Sometimes we have medical questions that are tied to a specific images, and most medical question and answering systems cannot process that type of input. This type tool could be extremely useful to people at home wanting to know more about their own health, or even doctors who need to extract information from images.
What it does
My application takes an image and a question about the image as an input and gives an answer to that question. The model is trained mainly on a medical dataset, which means it cannot be used accurately outside of medically related questions.
How we built it
I used PyTorch as the main deep learning framework to implement the question + image and answer system. I used Streamlit to put all of this deep learning on to an application. I used the MICCAI19-MedVQA Github repository to help me implement the deep learning model. In addition to these libraries and frameworks I used NumPy, Pandas, Matplotlib, and Torchvision to help me create my final product.
Challenges we ran into
There were many challenges I had to overcome during this project. One of the main challenges I faced was actually getting the model to work because of the complexity of such a model. I chose to use a BiLinear LSTM network in the end. Another challenge I faced was optimizing the Streamlit UI setup because of the heavy deep learning models that were used. I managed to speed up prediction significantly by caching models.
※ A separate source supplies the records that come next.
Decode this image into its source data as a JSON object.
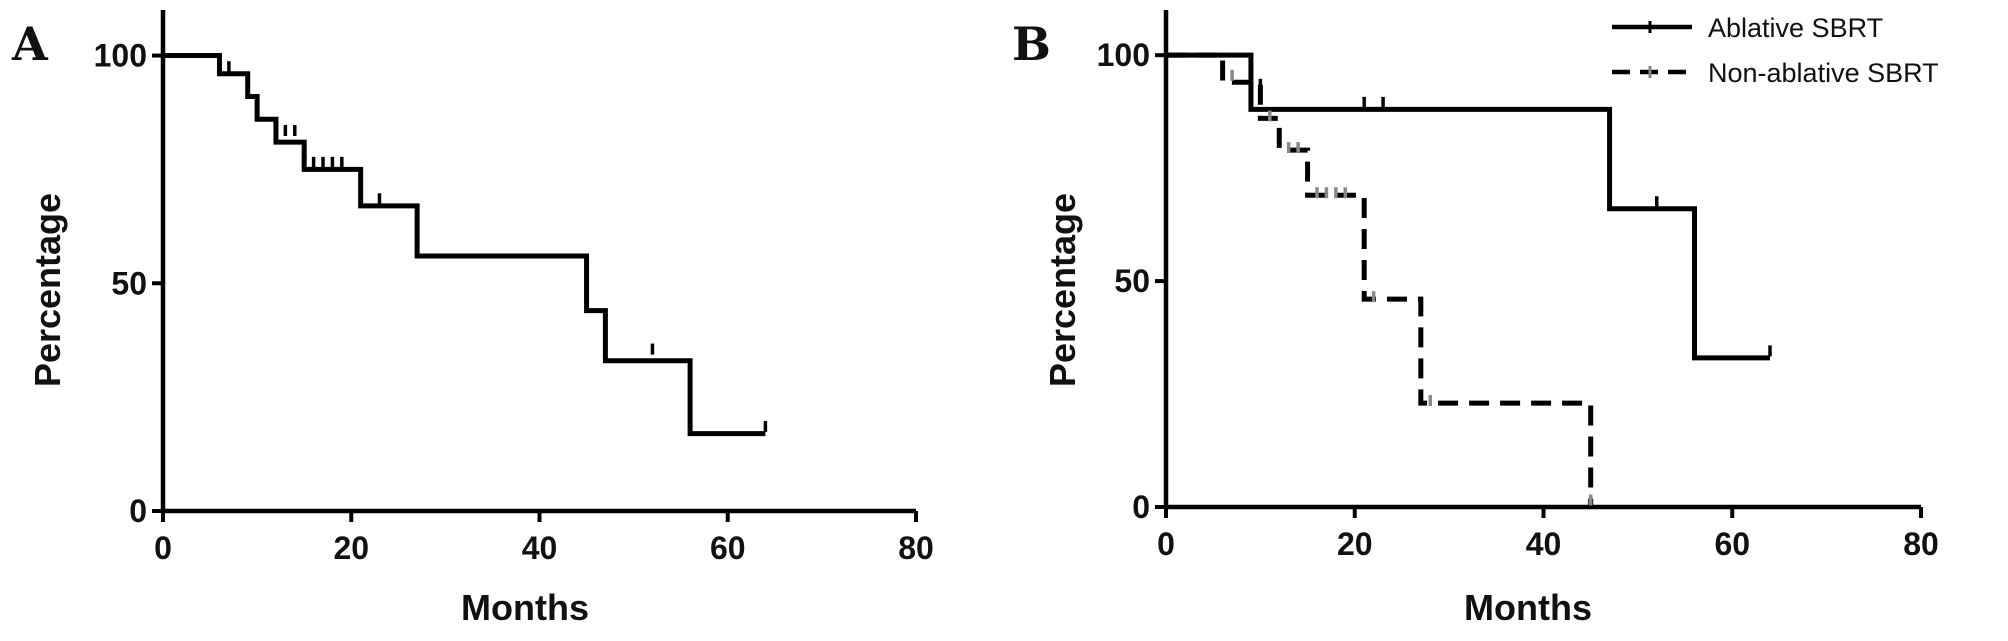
{
  "chart_data": [
    {
      "type": "line",
      "panel": "A",
      "xlabel": "Months",
      "ylabel": "Percentage",
      "xlim": [
        0,
        80
      ],
      "ylim": [
        0,
        110
      ],
      "x_ticks": [
        "0",
        "20",
        "40",
        "60",
        "80"
      ],
      "y_ticks": [
        "0",
        "50",
        "100"
      ],
      "grid": false,
      "series": [
        {
          "name": "",
          "color": "#000000",
          "dash": "solid",
          "steps": [
            [
              0,
              100
            ],
            [
              6,
              96
            ],
            [
              9,
              91
            ],
            [
              10,
              86
            ],
            [
              12,
              81
            ],
            [
              15,
              75
            ],
            [
              21,
              67
            ],
            [
              27,
              56
            ],
            [
              45,
              44
            ],
            [
              47,
              33
            ],
            [
              56,
              17
            ],
            [
              64,
              17
            ]
          ],
          "censored": [
            [
              7,
              97
            ],
            [
              13,
              83
            ],
            [
              14,
              83
            ],
            [
              16,
              76
            ],
            [
              17,
              76
            ],
            [
              18,
              76
            ],
            [
              19,
              76
            ],
            [
              23,
              68
            ],
            [
              52,
              35
            ],
            [
              64,
              18
            ]
          ]
        }
      ]
    },
    {
      "type": "line",
      "panel": "B",
      "xlabel": "Months",
      "ylabel": "Percentage",
      "xlim": [
        0,
        80
      ],
      "ylim": [
        0,
        110
      ],
      "x_ticks": [
        "0",
        "20",
        "40",
        "60",
        "80"
      ],
      "y_ticks": [
        "0",
        "50",
        "100"
      ],
      "grid": false,
      "legend_position": "top-right",
      "series": [
        {
          "name": "Ablative SBRT",
          "color": "#000000",
          "dash": "solid",
          "steps": [
            [
              0,
              100
            ],
            [
              9,
              88
            ],
            [
              47,
              66
            ],
            [
              56,
              33
            ],
            [
              64,
              33
            ]
          ],
          "censored": [
            [
              10,
              93
            ],
            [
              21,
              89
            ],
            [
              23,
              89
            ],
            [
              52,
              67
            ],
            [
              64,
              34
            ]
          ]
        },
        {
          "name": "Non-ablative SBRT",
          "color": "#000000",
          "dash": "dashed",
          "steps": [
            [
              0,
              100
            ],
            [
              6,
              94
            ],
            [
              10,
              86
            ],
            [
              12,
              79
            ],
            [
              15,
              69
            ],
            [
              21,
              46
            ],
            [
              27,
              23
            ],
            [
              45,
              0
            ]
          ],
          "censored": [
            [
              7,
              95
            ],
            [
              11,
              86
            ],
            [
              13,
              79
            ],
            [
              14,
              79
            ],
            [
              16,
              69
            ],
            [
              17,
              69
            ],
            [
              18,
              69
            ],
            [
              19,
              69
            ],
            [
              22,
              46
            ],
            [
              28,
              23
            ],
            [
              45,
              1
            ]
          ]
        }
      ]
    }
  ]
}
Accomplishments that we're proud of
I am extremely proud of the amazing accuracy I achieved on the model. These relatively complex models often take days to fully train, but using the power of transfer learning I was able to cut this down significantly and train a extremely robust model. I'm also proud of the nice and easily usable UI that I was able to make with Streamlit which includes a dark mode and light mode, easily being able to input files, and rerun features for new images.
What we learned
- Learned how to implement a BiLinear LSTM for image and text inputs
- Learned how to create a nice looking UI with Streamlit
- Learned how to implement an attention mechanism that works with an LSTM
- Learned how to search, collect, and process medical image data
What's next for Q&MedicAid
Expand the models capabilities and make it be able to solve more than just medical problems!